Matteo Renzi parla in Israele: “Vostra sicurezza è anche la nostra” (Foto Ansa)

GERUSALEMME – “La vostra sicurezza è anche la nostra”, dice Matteo Renzi intervenendo al parlamento israeliano della Knesset il 22 luglio. Il premier italiano ha preso la parola nel secondo giorno di visita nello Stato ebraico, sottolineando l’amicizia e il legame tra l’Italia e Israele e senza dimenticare questioni come l’Iran e il rapporto con la Palestina.
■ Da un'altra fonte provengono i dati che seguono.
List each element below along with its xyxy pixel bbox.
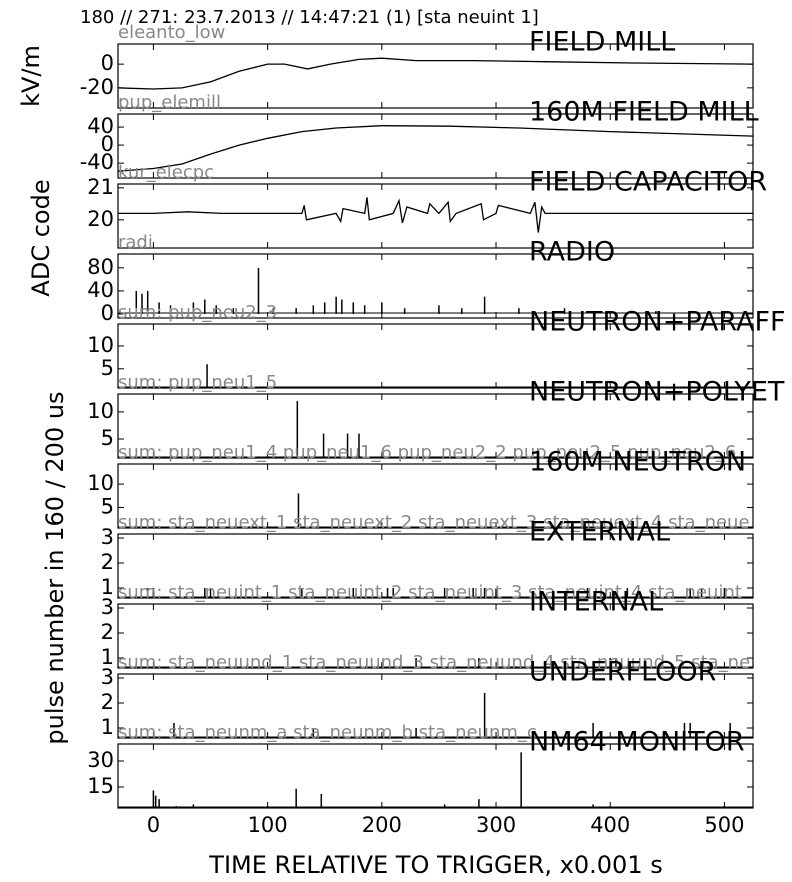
header: 180 // 271: 23.7.2013 // 14:47:21 (1) [s… [80, 7, 539, 28]
y-tick-label: 3 [101, 665, 114, 689]
panel-frame [117, 463, 754, 529]
y-tick-label: 10 [87, 399, 114, 423]
y-tick-label: 3 [101, 595, 114, 619]
panel-title: NEUTRON+POLYET [529, 377, 785, 408]
panel-title: RADIO [529, 237, 615, 268]
x-tick-label: 200 [362, 813, 402, 837]
panel-frame [117, 533, 754, 599]
panel-frame [117, 183, 754, 249]
panel-title: INTERNAL [529, 587, 663, 618]
panel-frame [117, 253, 754, 319]
panel-frame [117, 673, 754, 739]
data-line [117, 57, 754, 90]
y-axis-label: ADC code [27, 179, 55, 296]
y-tick-label: 0 [101, 132, 114, 156]
y-tick-label: -20 [80, 75, 114, 99]
x-axis-label: TIME RELATIVE TO TRIGGER, x0.001 s [208, 851, 662, 879]
x-tick-label: 400 [590, 813, 630, 837]
panel-title: NEUTRON+PARAFF [529, 307, 786, 338]
x-tick-label: 300 [476, 813, 516, 837]
panel-source: sum: pup_neu1_5 [118, 372, 277, 393]
panel-source: sum: sta_neuext_1 sta_neuext_2 sta_neuex… [118, 512, 750, 533]
y-tick-label: 10 [87, 471, 114, 495]
y-tick-label: 15 [87, 774, 114, 798]
y-tick-label: 30 [87, 748, 114, 772]
panel-source: sum: sta_neunm_a sta_neunm_b sta_neunm_c [118, 722, 537, 743]
panel-source: eleanto_low [118, 22, 225, 43]
panel-title: FIELD CAPACITOR [529, 167, 767, 198]
y-axis-label: pulse number in 160 / 200 us [41, 391, 69, 744]
data-line [117, 125, 754, 172]
panel-frame [117, 113, 754, 179]
y-tick-label: 1 [101, 575, 114, 599]
panel-frame [117, 43, 754, 109]
y-tick-label: 20 [87, 207, 114, 231]
y-tick-label: 21 [87, 175, 114, 199]
x-tick-label: 100 [248, 813, 288, 837]
y-tick-label: 5 [101, 356, 114, 380]
y-tick-label: 2 [101, 550, 114, 574]
data-line [118, 197, 753, 233]
panel-source: pup_elemill [118, 92, 221, 113]
panel-title: NM64 MONITOR [529, 727, 745, 758]
panel-source: sum: pup_neu1_4 pup_neu1_6 pup_neu2_2 pu… [118, 442, 736, 463]
y-tick-label: 5 [101, 426, 114, 450]
panel-title: 160M NEUTRON [529, 447, 746, 478]
y-tick-label: 10 [87, 333, 114, 357]
y-tick-label: 3 [101, 525, 114, 549]
y-tick-label: -40 [80, 150, 114, 174]
y-tick-label: 1 [101, 715, 114, 739]
panel-source: sum: sta_neuund_1 sta_neuund_3 sta_neuun… [118, 652, 750, 673]
y-tick-label: 0 [101, 51, 114, 75]
x-tick-label: 500 [704, 813, 744, 837]
panel-title: EXTERNAL [529, 517, 670, 548]
panel-source: sum: sta_neuint_1 sta_neuint_2 sta_neuin… [118, 582, 742, 603]
x-tick-label: 0 [147, 813, 160, 837]
y-tick-label: 2 [101, 690, 114, 714]
panel-title: UNDERFLOOR [529, 657, 716, 688]
panel-frame [117, 323, 754, 389]
y-tick-label: 0 [101, 301, 114, 325]
panel-source: sum: pup_neu2_3 [118, 302, 277, 323]
panel-title: 160M FIELD MILL [529, 97, 759, 128]
y-axis-label: kV/m [17, 45, 45, 107]
y-tick-label: 1 [101, 645, 114, 669]
panel-frame [117, 743, 754, 809]
y-tick-label: 80 [87, 255, 114, 279]
panel-frame [117, 393, 754, 459]
y-tick-label: 2 [101, 620, 114, 644]
panel-frame [117, 603, 754, 669]
panel-source: kur_elecpc [118, 162, 214, 183]
y-tick-label: 40 [87, 278, 114, 302]
panel-source: radi [118, 232, 153, 253]
y-tick-label: 40 [87, 114, 114, 138]
panel-title: FIELD MILL [529, 27, 675, 58]
y-tick-label: 5 [101, 494, 114, 518]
Intervenendo alla Knesset, Renzi ha detto:

“Chi pensa di boicottare Israele non si rende conto di boicottare se stesso, di tradire il proprio futuro. Possiamo avere opinioni diverse, è accaduto e continuerà ad accadere. Ma l’Italia sarà sempre in prima linea nel forum europeo e internazionale contro ogni forma di boicottaggio sterile e stupido” ha affermato il presidente del Consiglio, riprendendo quanto poco prima aveva affermato Netanyahu nel suo discorso in cui aveva detto ‘Basta’ (in italiano) “all’antisemitismo, al boicottaggio di Israele e all’ostilità contro lo Stato ebraico”.
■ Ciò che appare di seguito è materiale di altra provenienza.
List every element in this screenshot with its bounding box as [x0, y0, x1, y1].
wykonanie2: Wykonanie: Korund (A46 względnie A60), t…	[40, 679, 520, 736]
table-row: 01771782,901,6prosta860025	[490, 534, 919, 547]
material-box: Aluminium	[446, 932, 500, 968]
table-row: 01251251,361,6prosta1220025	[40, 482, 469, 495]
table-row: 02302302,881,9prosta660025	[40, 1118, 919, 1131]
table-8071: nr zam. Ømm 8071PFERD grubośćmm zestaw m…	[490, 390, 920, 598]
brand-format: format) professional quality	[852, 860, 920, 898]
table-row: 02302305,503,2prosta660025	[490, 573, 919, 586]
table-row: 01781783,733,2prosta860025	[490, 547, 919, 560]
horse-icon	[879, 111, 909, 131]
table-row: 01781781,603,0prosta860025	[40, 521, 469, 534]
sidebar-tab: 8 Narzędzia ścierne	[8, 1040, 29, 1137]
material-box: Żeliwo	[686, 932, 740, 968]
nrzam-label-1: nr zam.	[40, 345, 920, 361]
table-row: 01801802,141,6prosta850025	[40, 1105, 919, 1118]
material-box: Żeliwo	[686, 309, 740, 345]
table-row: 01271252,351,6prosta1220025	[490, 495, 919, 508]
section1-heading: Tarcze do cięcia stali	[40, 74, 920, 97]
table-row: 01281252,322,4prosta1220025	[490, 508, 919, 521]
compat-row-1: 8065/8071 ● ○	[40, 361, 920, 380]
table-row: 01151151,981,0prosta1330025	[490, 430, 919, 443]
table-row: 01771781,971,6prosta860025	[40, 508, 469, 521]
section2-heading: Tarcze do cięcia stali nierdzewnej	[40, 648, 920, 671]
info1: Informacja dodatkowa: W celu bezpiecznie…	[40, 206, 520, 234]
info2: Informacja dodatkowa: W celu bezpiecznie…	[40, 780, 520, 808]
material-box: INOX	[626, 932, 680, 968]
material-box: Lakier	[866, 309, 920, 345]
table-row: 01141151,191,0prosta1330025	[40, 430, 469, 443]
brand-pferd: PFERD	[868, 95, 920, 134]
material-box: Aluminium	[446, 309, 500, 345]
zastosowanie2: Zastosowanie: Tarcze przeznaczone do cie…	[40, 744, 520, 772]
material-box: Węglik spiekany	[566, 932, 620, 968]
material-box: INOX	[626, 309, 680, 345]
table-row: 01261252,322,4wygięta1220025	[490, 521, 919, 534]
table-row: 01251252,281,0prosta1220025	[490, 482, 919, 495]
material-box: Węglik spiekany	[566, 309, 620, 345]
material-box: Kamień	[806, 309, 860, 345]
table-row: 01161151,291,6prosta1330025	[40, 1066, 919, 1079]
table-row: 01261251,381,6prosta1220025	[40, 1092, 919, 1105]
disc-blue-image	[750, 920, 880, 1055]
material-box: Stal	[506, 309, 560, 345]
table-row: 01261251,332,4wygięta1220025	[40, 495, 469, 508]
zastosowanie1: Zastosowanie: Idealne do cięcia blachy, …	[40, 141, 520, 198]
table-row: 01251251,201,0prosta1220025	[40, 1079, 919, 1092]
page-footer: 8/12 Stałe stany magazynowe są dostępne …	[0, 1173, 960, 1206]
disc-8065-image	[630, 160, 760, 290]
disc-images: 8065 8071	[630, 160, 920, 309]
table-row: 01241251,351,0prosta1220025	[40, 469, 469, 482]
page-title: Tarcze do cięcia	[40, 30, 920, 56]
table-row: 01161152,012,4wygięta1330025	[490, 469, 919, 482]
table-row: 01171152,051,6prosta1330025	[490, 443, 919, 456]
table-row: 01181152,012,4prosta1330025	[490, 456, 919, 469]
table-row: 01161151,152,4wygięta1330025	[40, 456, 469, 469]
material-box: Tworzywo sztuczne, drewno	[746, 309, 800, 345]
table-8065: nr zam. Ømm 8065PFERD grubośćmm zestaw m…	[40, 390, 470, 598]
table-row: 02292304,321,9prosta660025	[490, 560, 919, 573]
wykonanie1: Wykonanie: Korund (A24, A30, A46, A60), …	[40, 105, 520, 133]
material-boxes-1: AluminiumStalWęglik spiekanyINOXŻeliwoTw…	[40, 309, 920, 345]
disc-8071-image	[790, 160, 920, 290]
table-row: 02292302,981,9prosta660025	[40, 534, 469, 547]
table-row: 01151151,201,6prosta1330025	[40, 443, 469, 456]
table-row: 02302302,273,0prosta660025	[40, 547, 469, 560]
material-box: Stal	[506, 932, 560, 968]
Il premier italiano ha poi ribadito l’importanza  della difesa dell’Occidente e la questione del nucleare in Iran:

“Si tratta di un compromesso utile per il futuro della regione, ma siamo pronti a verificare giorno dopo giorno, momento dopo momento la sua implementazione”. E tuttavia ha voluto sottolineare come la difesa di Israele sia una priorità per l’Italia: “Non sarà mai possibile nessun compromesso nei confronti del futuro di Israele”, anzi, “sarò franco e brutale: la vostra sicurezza è la nostra sicurezza” perché “condividiamo lo stesso destino”.

Parlando dei rapporti tra i palestinesi e gli israeliani, Renzi ha detto:

“La pace sarà possibile solo con due stati e due popoli, e solo se sarà garantita piena sicurezza di tutti: il diritto dello Stato palestinese all’autodeterminazione e quello dello Stato ebraico alla propria sicurezza: lo dico qui e lo ripeterò a Betlemme incontrando il leader dell’Anp.
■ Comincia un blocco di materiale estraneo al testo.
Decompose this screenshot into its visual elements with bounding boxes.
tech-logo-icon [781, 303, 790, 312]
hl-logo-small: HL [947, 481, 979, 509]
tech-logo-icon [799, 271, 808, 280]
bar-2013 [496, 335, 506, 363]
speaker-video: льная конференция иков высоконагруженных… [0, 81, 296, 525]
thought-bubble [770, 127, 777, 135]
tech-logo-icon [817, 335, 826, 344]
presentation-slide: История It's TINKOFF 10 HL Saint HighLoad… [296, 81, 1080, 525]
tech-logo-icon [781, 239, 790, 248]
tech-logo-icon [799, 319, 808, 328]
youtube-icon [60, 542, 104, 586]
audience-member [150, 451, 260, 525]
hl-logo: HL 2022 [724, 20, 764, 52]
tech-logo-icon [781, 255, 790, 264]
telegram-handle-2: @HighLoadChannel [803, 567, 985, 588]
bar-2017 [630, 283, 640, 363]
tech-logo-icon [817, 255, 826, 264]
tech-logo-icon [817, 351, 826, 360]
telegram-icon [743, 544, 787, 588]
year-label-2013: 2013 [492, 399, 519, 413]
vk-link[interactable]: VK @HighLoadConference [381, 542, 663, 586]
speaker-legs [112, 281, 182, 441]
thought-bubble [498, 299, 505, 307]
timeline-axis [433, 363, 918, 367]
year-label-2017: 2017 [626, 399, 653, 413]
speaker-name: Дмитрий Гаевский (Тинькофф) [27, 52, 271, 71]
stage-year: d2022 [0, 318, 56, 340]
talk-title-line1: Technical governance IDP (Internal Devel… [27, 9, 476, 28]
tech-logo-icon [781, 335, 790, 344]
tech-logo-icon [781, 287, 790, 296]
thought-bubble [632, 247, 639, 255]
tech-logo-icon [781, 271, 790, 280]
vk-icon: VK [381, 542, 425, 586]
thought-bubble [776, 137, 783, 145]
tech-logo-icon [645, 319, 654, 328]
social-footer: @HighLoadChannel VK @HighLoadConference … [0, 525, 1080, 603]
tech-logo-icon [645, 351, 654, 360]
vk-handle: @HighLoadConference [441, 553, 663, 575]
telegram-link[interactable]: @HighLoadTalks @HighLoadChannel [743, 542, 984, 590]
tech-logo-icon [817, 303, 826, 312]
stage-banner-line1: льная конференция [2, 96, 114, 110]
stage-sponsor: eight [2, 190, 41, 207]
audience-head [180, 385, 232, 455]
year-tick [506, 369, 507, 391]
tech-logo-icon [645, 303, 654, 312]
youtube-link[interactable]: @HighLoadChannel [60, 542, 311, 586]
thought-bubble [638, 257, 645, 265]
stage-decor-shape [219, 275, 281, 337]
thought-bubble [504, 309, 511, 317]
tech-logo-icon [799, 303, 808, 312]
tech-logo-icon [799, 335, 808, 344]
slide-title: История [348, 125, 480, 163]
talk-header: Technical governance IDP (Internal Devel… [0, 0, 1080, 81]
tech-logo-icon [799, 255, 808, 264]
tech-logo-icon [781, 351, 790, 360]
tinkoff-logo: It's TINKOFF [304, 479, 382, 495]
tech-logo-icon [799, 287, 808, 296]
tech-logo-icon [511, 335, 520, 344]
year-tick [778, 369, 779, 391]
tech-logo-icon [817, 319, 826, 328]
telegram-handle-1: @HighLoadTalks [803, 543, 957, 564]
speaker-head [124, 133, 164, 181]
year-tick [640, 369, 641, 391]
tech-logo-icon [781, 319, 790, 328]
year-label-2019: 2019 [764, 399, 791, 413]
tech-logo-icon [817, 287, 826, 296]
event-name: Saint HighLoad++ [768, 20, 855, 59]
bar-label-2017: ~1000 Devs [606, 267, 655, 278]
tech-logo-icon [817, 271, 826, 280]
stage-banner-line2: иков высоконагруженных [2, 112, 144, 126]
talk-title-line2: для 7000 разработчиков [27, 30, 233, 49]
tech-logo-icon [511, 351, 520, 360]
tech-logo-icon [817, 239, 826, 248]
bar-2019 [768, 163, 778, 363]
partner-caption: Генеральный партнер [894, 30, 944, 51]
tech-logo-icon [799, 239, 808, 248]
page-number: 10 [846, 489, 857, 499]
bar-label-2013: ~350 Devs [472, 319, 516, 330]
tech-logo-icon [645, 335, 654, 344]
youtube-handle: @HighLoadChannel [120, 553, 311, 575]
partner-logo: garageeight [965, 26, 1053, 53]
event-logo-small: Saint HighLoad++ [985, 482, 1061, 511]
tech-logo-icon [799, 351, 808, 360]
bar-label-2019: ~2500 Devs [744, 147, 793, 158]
L’esistenza dello stato di Israele non è una gentile concessione della comunità internazionale dopo la Shoah. Israele esiste nonostante l’Olocausto e continuerà ad esistere. E se qualcuno continuerà a mettere in dubbio l’esistenza, voi avete il dovere di esistere e di resistere”. Renzi ha voluto citare anche la Genesi della Bibbia: “Abbiamo bisogno che i figli di Abramo firmino una pace duratura. Voi non avete solo il diritto a esistere avete il dovere di esistere, di resistere, di tramandare”.

Il premier Renzi ha poi ribadito l’impegno delle missioni internazionali in Italia e la lotta al terrorismo.